Install Microsoft Security Essentials

You should definitely install Microsoft Security Essentials and run another full scan once you’re done.

Note: If you used a thumb drive at any point during this process, you should make sure and scan that as well—I’ve had viruses hop over to the thumb drive, ready to infect the next machine.
Sidebar Note

Here’s an interesting fact for you—the two processes that we killed earlier are actually from Advanced Virus Remover, another awful malware we’ve previously told you how to get rid of. Clearly they are both developed by the same jerk.

The winlogon86.exe seems to be mostly used to show messages like this one:

While winupdate86.exe is responsible for blocking you from opening other apps, and re-launching the main Internet Security 2010 window.

Note: Robert, one of our excellent readers, wrote in mentioning that you can often just leave this window open, and then continue to install any malware removal tools you like.

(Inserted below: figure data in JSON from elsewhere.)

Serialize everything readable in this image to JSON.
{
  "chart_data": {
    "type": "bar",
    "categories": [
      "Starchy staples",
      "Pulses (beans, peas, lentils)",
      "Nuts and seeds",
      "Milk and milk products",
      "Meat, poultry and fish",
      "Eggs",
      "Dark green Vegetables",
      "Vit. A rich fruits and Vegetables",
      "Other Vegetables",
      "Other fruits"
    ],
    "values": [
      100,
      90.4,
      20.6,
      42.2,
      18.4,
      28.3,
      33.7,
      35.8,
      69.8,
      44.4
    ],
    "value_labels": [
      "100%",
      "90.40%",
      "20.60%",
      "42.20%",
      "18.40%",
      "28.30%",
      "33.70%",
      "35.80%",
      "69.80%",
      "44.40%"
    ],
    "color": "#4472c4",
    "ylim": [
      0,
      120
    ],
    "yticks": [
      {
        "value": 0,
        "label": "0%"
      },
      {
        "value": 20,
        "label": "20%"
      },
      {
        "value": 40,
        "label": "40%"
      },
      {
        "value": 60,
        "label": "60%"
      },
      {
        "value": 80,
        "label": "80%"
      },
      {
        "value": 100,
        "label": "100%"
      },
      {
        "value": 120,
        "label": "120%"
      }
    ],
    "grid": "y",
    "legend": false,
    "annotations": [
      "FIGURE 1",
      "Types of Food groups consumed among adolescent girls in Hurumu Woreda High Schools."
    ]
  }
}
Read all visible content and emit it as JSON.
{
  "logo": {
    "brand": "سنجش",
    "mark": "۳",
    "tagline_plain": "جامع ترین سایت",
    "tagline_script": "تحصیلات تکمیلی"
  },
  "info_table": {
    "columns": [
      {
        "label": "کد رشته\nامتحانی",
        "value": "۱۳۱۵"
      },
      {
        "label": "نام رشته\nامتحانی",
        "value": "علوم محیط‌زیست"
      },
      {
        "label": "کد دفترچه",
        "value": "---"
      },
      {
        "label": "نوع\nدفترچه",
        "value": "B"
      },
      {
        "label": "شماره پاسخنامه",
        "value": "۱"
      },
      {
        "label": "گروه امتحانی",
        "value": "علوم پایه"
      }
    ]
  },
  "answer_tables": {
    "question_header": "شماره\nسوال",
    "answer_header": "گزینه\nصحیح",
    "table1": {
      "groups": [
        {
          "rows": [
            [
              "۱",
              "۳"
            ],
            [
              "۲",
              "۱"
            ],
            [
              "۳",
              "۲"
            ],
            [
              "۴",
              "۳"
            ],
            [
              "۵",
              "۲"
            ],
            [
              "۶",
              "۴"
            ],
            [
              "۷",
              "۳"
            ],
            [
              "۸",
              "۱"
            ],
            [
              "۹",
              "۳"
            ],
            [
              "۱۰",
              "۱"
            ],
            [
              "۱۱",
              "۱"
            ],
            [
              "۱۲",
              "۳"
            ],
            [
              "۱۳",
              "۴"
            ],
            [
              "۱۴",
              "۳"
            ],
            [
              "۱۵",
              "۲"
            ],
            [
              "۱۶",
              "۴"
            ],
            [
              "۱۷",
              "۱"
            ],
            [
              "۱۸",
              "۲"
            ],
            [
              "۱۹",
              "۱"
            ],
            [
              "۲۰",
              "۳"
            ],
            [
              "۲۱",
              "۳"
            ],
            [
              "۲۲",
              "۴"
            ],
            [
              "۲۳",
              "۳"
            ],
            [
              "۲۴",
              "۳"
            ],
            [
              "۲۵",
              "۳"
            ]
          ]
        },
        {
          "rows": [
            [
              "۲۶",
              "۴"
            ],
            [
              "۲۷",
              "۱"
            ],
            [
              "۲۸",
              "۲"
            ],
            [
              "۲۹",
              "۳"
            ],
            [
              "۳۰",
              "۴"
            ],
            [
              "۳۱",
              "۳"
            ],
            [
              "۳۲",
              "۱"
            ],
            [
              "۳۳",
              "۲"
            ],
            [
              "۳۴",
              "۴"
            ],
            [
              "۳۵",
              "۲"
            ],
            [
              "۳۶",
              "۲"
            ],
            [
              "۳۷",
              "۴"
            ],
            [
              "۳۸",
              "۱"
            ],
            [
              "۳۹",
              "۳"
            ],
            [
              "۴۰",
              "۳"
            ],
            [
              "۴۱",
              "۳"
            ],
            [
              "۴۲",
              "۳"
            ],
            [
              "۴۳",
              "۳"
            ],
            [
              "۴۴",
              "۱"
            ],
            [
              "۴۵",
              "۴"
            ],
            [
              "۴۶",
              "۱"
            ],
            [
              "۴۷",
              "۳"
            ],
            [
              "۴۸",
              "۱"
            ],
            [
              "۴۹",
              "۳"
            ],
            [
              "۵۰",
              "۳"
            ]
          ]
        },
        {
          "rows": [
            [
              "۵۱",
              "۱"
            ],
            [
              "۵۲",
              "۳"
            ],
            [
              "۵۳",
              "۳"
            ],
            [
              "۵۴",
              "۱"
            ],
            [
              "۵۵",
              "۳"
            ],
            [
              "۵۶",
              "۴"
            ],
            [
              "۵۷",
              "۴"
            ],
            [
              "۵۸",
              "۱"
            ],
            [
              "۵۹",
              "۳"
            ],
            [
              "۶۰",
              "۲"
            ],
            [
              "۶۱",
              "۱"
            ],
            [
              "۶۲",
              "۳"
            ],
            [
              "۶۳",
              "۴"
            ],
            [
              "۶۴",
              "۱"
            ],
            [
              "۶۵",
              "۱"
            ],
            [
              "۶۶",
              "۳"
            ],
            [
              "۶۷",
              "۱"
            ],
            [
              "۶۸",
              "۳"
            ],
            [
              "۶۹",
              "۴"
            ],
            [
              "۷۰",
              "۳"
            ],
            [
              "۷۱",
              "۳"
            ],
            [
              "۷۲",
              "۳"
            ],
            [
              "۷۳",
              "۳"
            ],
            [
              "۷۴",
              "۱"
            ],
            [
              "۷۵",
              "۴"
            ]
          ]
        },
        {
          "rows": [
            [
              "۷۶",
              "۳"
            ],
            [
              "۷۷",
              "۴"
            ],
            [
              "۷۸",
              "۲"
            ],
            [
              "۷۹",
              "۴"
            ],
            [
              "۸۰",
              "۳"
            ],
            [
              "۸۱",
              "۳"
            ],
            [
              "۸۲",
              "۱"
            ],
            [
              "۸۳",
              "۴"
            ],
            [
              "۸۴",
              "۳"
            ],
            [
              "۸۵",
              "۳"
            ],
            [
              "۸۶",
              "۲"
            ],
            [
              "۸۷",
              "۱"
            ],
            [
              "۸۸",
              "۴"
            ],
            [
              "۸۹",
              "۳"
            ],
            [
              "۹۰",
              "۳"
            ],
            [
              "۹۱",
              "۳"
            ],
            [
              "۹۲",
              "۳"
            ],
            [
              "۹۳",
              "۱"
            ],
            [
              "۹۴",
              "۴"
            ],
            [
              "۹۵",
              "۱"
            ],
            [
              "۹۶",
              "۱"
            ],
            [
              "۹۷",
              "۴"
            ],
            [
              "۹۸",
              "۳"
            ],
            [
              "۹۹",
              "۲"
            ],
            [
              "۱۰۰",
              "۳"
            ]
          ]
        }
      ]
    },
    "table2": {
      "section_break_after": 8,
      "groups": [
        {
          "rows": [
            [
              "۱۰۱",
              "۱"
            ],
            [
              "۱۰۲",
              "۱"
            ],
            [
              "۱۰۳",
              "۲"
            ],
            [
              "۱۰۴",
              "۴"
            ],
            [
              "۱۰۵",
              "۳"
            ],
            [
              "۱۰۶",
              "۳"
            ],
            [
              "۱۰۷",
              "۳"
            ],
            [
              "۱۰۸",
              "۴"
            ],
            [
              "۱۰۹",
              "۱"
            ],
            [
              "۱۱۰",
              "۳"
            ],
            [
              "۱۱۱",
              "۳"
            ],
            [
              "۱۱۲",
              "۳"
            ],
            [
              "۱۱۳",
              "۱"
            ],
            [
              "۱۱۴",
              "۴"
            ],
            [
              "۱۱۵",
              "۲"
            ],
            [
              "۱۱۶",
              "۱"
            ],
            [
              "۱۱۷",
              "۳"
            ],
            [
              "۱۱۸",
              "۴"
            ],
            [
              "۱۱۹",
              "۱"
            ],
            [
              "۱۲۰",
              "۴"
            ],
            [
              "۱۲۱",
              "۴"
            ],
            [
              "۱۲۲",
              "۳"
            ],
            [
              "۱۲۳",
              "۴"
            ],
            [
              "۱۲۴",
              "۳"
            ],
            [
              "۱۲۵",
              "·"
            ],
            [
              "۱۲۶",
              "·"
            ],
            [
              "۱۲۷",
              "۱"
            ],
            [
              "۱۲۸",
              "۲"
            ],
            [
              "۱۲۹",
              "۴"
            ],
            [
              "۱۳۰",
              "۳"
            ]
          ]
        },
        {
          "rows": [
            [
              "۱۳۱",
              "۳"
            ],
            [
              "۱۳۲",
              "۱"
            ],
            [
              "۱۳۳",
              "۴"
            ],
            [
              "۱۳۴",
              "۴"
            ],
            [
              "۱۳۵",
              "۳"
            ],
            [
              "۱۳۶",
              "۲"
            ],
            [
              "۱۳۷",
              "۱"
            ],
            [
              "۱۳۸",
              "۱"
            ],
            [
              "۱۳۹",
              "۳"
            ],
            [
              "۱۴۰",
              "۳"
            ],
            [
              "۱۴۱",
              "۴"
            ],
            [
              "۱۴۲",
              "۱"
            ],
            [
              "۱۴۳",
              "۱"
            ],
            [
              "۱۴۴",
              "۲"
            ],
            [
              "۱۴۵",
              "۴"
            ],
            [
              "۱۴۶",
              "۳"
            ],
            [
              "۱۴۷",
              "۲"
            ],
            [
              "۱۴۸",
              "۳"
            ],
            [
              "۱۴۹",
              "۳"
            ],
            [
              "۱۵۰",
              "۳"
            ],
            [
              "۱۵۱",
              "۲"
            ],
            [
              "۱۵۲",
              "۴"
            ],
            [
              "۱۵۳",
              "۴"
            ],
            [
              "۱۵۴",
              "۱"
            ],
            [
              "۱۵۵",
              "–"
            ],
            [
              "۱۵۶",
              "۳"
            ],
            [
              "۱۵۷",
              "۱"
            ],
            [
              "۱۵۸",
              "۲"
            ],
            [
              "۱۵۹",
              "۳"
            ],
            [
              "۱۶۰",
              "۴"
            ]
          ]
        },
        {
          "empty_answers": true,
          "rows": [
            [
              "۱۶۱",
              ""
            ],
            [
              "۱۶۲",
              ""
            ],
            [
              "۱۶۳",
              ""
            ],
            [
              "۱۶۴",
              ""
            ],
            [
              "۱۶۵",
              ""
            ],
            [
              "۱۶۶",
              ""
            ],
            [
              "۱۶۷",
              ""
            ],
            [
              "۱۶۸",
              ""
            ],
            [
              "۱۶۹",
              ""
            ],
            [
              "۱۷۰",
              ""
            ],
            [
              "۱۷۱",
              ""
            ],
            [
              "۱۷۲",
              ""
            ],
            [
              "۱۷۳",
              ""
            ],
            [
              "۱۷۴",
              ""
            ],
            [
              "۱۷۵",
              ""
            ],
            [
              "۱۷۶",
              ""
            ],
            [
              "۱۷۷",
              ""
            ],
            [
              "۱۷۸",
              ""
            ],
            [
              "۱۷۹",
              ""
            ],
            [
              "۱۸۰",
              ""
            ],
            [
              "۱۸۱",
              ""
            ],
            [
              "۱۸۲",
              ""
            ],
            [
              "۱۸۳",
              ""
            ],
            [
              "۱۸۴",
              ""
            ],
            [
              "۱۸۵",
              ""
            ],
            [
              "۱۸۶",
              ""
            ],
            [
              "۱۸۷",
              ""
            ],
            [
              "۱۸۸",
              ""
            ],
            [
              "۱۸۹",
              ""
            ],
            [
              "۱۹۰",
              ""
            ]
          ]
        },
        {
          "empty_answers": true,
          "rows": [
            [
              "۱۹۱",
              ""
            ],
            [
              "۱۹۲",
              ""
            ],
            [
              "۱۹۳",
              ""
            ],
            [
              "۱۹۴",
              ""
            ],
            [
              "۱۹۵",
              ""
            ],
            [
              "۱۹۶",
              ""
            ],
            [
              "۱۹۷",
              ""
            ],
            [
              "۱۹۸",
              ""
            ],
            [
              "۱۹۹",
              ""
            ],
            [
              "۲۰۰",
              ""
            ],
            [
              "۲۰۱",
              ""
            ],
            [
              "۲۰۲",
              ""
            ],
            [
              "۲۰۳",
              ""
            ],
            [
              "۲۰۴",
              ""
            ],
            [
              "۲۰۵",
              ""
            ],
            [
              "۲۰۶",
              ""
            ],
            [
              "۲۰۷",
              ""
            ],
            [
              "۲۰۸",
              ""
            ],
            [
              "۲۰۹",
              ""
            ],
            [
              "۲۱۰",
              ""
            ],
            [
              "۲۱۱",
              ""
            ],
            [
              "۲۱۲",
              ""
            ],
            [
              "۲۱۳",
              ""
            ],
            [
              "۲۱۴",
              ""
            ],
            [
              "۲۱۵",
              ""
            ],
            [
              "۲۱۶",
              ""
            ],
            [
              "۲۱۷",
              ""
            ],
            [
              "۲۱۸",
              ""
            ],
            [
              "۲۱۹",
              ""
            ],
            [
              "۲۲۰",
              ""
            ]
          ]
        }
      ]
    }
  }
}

Here’s what he had to say:
There is one little trick that you missed, that I mentioned on a different post that was similar to this one. When it pops up with the error message saying; “Application cannot be executed. File is infected.” ..etc… Simply *MOVE* that message box to the corner of the screen, and you can install SuperAntiSpyware just fine.
There appears to only be one instance of that “error message” that will run at any given time. You will get multiple errors, you won’t get that obnoxious sound that computer makes when it tells you that you can’t do that…. Now, if you hit “OK” you’re just asking for a headache.
Great tip Robert, and thanks for helping out the cause! I’ve tested this out, and it appears to be the case depending on which virus you are infected with—some of them are smarter and shut you down all the way.